D. Historic rates are used to translate most non-monetary items.
- Under the presentation currency translation (PCT) method, which of the following statements is correct?
A.Transaction exposure is greatest.
B. The relationship of balance sheet items is best preserved.
C. Income statement items are translated using a mix of rates.
D. Income statement items are translated using average rates.
- If the functional currency of a foreign operation is different than the parent’s, functional currency, how are exchange gains and losses to be reported?
A.As part of other comprehensive income.
B. In an exchange account.
C. As part of the non-controlling interest.
D. As part of the acquisition differential amortization.
- If the functional currency of the foreign operation is the same as the parent’s functional currency, which of the following statements is correct?
A.The foreign operation’s financial statements are translated using the functional currency translation (FCT) method.
B. The foreign operation’s financial statements are translated using the presentation currency translation (PCT) method.
C. The foreign operation is classified as a foreign affiliate.
D. The investment in the foreign operation is classified as a non-monetary asset.
- Under the presentation currency translation (PCT) method, which of the following statements is correct?
A.All balance sheet items excluding shareholders equity are translated using the closing rate in effect at the balance sheet date.
B. All balance sheet items are translated using the closing rate in effect at the balance sheet date.
C. All balance sheet items are translated using the average rate in effect throughout the year.
D. Only non-current balance sheet items are translated using the closing rate in effect at the balance sheet date.
- The exposure resulting from the translation of foreign-currency-denominated financial statements into Canadian dollars is referred to as:
A.translation (accounting) exposure.
B. transaction exposure.
C. economic exposure.
D. business risk exposure.
- What exposure exists when the present value of future cash flows change as a result of changes in exchange rates?
A.Translation (accounting) exposure
B. Transaction exposure
C. Economic exposure
D. Business risk exposure
- The risk exposure that occurs between the time of entering into a transaction and the time of settling it is referred to as:
A.translation (accounting) exposure.
B. transaction exposure.
C. economic exposure.
D. business risk.
- Which of the following statements is correct?
A.If the functional currency of the foreign operation is different than the parent’s functional currency, the non-monetary items recorded at cost must be translated using historical rates.
B. If the functional currency of the foreign operation is different than the parent’s functional currency, the non-monetary items recorded at cost must be translated using average rates.
C. If the functional currency of the foreign operation is different than the parent’s functional currency, the non-monetary items recorded at cost must be translated using closing rates.
D. If the functional currency of the foreign operation is the same as the parent’s functional currency, the non-monetary items recorded at cost must be translated using closing rates.

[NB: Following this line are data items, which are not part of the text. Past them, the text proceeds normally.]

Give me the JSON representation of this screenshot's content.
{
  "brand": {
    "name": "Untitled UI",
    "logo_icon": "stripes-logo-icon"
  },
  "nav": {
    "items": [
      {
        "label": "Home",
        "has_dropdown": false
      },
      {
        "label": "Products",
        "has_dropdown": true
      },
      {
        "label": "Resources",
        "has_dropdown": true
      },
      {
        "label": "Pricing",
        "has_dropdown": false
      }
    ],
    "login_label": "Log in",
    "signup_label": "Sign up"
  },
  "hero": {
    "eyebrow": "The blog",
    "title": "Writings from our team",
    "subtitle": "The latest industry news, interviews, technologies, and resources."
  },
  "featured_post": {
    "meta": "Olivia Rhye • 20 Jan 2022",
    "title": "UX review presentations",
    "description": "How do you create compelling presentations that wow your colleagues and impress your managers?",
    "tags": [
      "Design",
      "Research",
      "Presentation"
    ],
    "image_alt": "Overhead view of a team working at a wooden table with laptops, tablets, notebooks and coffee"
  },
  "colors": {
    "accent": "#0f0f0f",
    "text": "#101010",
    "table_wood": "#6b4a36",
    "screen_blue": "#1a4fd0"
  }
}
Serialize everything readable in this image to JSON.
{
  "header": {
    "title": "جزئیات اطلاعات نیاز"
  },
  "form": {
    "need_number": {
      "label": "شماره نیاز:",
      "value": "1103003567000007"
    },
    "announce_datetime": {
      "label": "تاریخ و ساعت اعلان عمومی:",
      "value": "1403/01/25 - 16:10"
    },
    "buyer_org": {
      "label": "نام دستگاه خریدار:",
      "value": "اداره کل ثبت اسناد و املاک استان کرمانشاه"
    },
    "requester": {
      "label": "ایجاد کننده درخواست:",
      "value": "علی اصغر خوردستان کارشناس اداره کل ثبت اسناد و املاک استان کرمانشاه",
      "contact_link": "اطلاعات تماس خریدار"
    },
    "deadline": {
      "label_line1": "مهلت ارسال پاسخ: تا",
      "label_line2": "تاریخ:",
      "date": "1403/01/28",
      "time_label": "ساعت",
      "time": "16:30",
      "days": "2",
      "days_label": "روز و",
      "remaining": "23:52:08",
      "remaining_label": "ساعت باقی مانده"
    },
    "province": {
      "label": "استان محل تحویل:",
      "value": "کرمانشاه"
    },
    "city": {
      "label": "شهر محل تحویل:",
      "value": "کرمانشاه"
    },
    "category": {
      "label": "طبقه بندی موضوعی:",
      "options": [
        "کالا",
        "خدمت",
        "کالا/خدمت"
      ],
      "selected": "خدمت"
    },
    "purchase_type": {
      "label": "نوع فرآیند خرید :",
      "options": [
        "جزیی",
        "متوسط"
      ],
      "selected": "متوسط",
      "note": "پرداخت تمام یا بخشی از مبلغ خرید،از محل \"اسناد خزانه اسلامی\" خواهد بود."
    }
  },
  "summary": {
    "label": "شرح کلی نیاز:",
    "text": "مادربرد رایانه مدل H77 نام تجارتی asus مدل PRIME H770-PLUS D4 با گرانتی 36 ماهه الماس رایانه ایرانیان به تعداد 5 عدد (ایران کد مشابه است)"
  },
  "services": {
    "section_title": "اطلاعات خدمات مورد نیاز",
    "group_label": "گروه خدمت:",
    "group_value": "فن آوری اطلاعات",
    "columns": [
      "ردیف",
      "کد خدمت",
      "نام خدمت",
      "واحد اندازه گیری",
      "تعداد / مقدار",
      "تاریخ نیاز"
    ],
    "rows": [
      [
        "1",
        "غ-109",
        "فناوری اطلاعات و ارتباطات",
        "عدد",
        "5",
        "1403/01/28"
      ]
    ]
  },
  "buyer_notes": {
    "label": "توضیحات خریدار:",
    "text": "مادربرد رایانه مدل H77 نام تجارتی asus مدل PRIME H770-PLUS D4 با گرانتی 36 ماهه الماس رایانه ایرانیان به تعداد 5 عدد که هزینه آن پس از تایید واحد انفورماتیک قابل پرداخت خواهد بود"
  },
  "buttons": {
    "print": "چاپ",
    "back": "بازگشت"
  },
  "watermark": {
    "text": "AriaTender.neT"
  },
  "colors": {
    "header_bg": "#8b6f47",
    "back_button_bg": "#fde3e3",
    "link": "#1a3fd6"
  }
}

- Which of the following statements is correct?
A.If the functional currency of the foreign operation is different than the parent’s functional currency, the monetary items must be translated using closing rates.
B. If the functional currency of the foreign operation is different than the parent’s functional currency, the monetary items must be translated using average rates.
C. If the functional currency of the foreign operation is different than the parent’s functional currency, the shareholders’ equity must be translated using closing rates.
D. If the functional currency of the foreign operation is the same as the parent’s functional currency, the non-monetary items recorded at cost must be translated using average rates.